Самый знаменитый представитель французского книгопечатания Нового времени, издательский дом Этьеннов в Париже, появился в 1502 году и просуществовал 150 лет, выпустив около 1500 изданий. Об основателе династии Анри Этьенне нам известно не так уж много. Он получил патент мастера, женившись на вдове одного немецкого типографа; в условиях недостатка патентов и избытка честолюбивых подмастерьев данный способ широко практиковался в ту эпоху. Результатом этого брака стали три сына, дочь и 130 изданий, вышедших из типографии до смерти Анри в 1520 году. После этого его вдова вышла замуж третий раз, и снова за печатника, что также считалось совершенно типичным: хотя история знает нескольких успешных женщин-типографов, самостоятельное управление бизнесом мужа не приветствовалось, тем более что своей очереди на патент дожидались те самые подмастерья.
«Франциск I и Маргарита Наваррская, его сестра, посещают типографию Робера Этьенна», Жан-Поль Лоран, 1899 |
Поначалу её сын — тот самый Робер Этьенн — работал совместно с отчимом Симоном де Колином, однако уже с 1526 года печатный пресс перешёл в полное его распоряжение, а Колин открыл собственную типографию несколькими улицами дальше. Робер, кстати, тоже нашёл пару в профессиональном кругу, женившись на дочери знаменитого нидерландского печатника Конрада Бадия, обитавшего в Париже, и нет нужды говорить, что их дети с раннего возраста обучались премудростям ремесла и продолжили дело отца.
Нет сведений о том, что Робер когда-либо посещал университет. Однако он был неплохо образован, отлично владел латынью и греческим. Ведь дом Анри стоял в Латинском квартале с его студентами и профессорами, учёными и литераторами, латынь там звучала на каждом углу, а у Анри часто гостили авторы из других стран, говорившие между собой на этом языке. От отца Робер унаследовал всего один печатный пресс, но со временем довёл их количество до четырёх и сделал свою типографию одной из крупнейших во Франции. Благодаря красивым шрифтам, чёткой печати, удивительной точности текста (Этьенн назначил своим сотрудникам премию за каждую найденную опечатку) и элегантному дизайну его издания обрели известность и считаются сегодня одними из лучших в первой половине 16 века.
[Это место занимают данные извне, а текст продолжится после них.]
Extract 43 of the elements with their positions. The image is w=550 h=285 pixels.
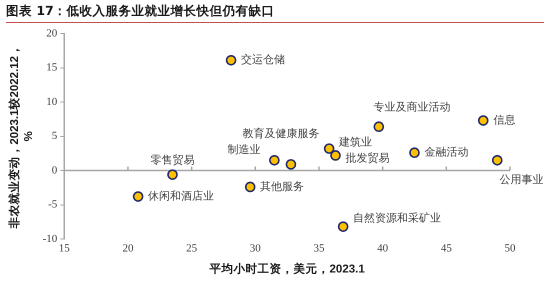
annotation: 专业及商业活动 <box>373 100 450 114</box>
y-tick-label: -5 <box>48 198 58 211</box>
point <box>269 154 280 166</box>
annotation: 金融活动 <box>424 146 468 159</box>
annotation: 零售贸易 <box>150 154 195 166</box>
point <box>374 121 384 132</box>
y-tick-label: 0 <box>52 164 58 176</box>
point <box>409 147 420 158</box>
annotation: 信息 <box>493 113 516 126</box>
annotation: 批发贸易 <box>346 151 390 164</box>
point <box>286 159 296 170</box>
point <box>132 191 144 202</box>
x-axis-title: 平均小时工资，美元，2023.1 <box>208 261 366 276</box>
annotation: 交运仓储 <box>241 53 286 66</box>
point <box>244 182 256 192</box>
point <box>330 150 341 161</box>
annotation: 建筑业 <box>338 135 372 148</box>
x-tick-label: 30 <box>250 242 262 254</box>
y-tick-label: 5 <box>52 130 58 142</box>
x-tick-label: 35 <box>313 242 325 254</box>
annotation: 其他服务 <box>260 180 304 193</box>
point <box>167 169 178 180</box>
annotation: 教育及健康服务 <box>242 127 320 140</box>
y-axis-title: 非农就业变动，2023.1较2022.12，% <box>7 44 35 230</box>
point <box>492 154 503 166</box>
annotation: 制造业 <box>227 143 260 156</box>
annotation: 公用事业 <box>499 173 544 186</box>
x-tick-label: 20 <box>122 242 134 254</box>
x-tick-label: 50 <box>504 242 516 254</box>
point <box>478 115 489 126</box>
point <box>338 221 348 232</box>
x-tick-label: 45 <box>440 242 452 254</box>
chart-title: 图表 17：低收入服务业就业增长快但仍有缺口 <box>6 3 544 23</box>
annotation: 休闲和酒店业 <box>148 189 214 202</box>
point <box>226 55 236 66</box>
point <box>324 143 334 154</box>
y-tick-label: 15 <box>46 62 58 74</box>
x-tick-label: 25 <box>186 242 198 254</box>
y-tick-label: 20 <box>46 27 58 40</box>
annotation: 自然资源和采矿业 <box>353 212 442 225</box>
y-tick-label: 10 <box>46 96 58 108</box>
y-tick-label: -10 <box>42 232 58 245</box>
x-tick-label: 40 <box>377 242 389 254</box>
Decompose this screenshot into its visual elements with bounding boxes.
Существенную часть репертуара дома Этьеннов, выпускавшего в среднем по 18 изданий в год, составляли комментированные труды античных авторов и гуманистов, но самые значимые его достижения связаны с Библией и словарями.
В 1528 году кто-то из клиентов пожелал иметь новое издание популярного латинского словаря Амброзио Калепино, попросив Робера перед публикацией проверить текст на наличие ошибок и опечаток. Робер любил словари. Он с увлечением взялся за работу, но через какое-то время сообщил ошарашенному заказчику, что отказывается это печатать: слишком много ошибок и неточных переводов, многие важные понятия попросту отсутствуют. Он загорелся идеей издать новый словарь. Вступил в переговоры с лучшими учёными Парижа, но проблема состояла в том, что молодой издатель не мог предложить им никакого вознаграждения, по крайней мере пока книга не будет издана и продана. И тогда Робер взялся за дело сам. После рабочего дня в типографии он штудировал латинских авторов, одно за другим выписывал все понятия, слово за словом создавая мечту — собственный словарь. Его Thesaurus linguae latinae позже стал классикой, фундаментальным трудом среди латинских словарей до конца следующего столетия. Практически с него и начинается вся современная лексикография. В 1531 году словарь вышел из типографии — 964 страницы, титанический труд одного энтузиаста.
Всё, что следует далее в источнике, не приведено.